When combined, cataracts, glaucoma, and macular degeneration are responsible for roughly two-thirds of all cases of visual impairment worldwide. Yet consuming a diet rich lutein, zeaxanthin, and anthocyanins can help prevent the development, or slow the progression, of these diseases. When it comes to food, this translates to a diet rich in brightly colored produce. In other words, we should “taste the rainbow” when planning meals and snacks, with an emphasis on dark, leafy greens. For recipes that incorporate these foods, check out my: Simple Summertime Acai Bowl, Lemon Kale Pesto, Simple and Savory Kale Chips, Chickpea Chopped Salad, Vegan Soul Bowl, or Restorative Almond Butter and Berry Smoothie.

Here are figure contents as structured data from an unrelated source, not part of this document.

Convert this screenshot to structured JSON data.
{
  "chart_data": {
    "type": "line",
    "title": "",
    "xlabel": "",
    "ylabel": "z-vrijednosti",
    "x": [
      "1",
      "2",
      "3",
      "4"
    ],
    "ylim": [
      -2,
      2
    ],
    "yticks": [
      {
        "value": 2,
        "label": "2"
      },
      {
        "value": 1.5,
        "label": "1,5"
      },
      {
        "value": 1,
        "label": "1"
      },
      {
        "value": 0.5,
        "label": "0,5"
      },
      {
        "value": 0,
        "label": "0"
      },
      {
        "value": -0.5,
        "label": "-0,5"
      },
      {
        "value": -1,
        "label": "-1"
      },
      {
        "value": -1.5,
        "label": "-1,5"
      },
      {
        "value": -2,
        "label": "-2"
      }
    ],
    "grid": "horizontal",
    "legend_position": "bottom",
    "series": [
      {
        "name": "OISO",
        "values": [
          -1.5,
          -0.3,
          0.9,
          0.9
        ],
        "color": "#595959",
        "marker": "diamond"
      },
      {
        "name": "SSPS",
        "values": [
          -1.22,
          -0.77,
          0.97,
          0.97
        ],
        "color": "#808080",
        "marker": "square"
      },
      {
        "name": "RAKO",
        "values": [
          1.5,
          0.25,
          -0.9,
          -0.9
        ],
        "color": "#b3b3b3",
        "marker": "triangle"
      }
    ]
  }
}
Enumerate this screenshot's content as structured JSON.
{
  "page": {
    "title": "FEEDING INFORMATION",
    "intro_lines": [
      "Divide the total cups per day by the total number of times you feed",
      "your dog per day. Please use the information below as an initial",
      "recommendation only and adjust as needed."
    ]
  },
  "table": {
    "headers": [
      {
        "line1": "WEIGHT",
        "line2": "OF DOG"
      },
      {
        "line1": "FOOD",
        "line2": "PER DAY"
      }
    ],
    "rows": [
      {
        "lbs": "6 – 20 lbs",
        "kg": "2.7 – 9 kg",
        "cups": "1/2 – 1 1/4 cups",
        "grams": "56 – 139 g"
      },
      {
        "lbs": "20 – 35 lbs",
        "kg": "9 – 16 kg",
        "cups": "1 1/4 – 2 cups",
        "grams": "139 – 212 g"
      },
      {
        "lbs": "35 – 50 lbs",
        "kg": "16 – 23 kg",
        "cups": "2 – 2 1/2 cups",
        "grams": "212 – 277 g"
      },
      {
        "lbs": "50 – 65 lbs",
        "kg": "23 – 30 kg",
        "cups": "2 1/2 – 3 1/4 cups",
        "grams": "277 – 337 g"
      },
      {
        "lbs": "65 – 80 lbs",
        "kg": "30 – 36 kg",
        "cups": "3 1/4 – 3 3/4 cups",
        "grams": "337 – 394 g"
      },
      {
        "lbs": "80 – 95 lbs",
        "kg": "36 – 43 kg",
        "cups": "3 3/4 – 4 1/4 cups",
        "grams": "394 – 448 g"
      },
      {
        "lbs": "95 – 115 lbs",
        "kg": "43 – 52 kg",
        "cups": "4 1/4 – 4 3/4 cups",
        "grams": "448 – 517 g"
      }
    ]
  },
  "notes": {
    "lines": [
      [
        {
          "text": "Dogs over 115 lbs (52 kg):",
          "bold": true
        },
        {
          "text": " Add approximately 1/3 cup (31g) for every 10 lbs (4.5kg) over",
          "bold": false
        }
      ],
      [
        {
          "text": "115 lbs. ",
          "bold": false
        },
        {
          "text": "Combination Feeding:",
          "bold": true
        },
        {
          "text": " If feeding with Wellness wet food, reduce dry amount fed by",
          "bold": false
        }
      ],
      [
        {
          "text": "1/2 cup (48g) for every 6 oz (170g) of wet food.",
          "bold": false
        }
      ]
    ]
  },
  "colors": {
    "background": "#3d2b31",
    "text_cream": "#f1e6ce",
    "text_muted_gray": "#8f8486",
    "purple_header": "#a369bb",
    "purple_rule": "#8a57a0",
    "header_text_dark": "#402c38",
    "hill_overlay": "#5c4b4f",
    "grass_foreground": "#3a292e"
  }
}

- Associations Between Intermediate Age-Related Macular Degeneration and Lutein and Zeaxanthin in the Carotenoids in Age-Related Eye Disease Study (CAREDS)
- Associations Between Age-Related Nuclear Cataract and Lutein and Zeaxanthin in the Diet and Serum in the Carotenoids in the Age-Related Eye Disease Study (CAREDS), an Ancillary Study of the Women’s Health Initiative
- Lutein and zeaxanthin intake and the risk of age-related macular degeneration: a systematic review and meta-analysis.
- Comparison of daily intake of lutein+zeaxanthin, serum concentration of lutein/zeaxanthin and lipids profile between age-related macular degeneration patients and controls
- Blueberry anthocyanins: protection against ageing and light-induced damage in retinal pigment epithelial cells.
- Effects of Anthocyanins in Black Currant onRetinal Blood Flow Circulation of Patients withNormal Tension Glaucoma. A Pilot Study
- Two-year randomized, placebo-controlled study of black currant anthocyanins on visual field in glaucoma.
- Effects of black current anthocyanoside intake on dark adaptation and VDT work-induced transient refractive alteration in healthy humans.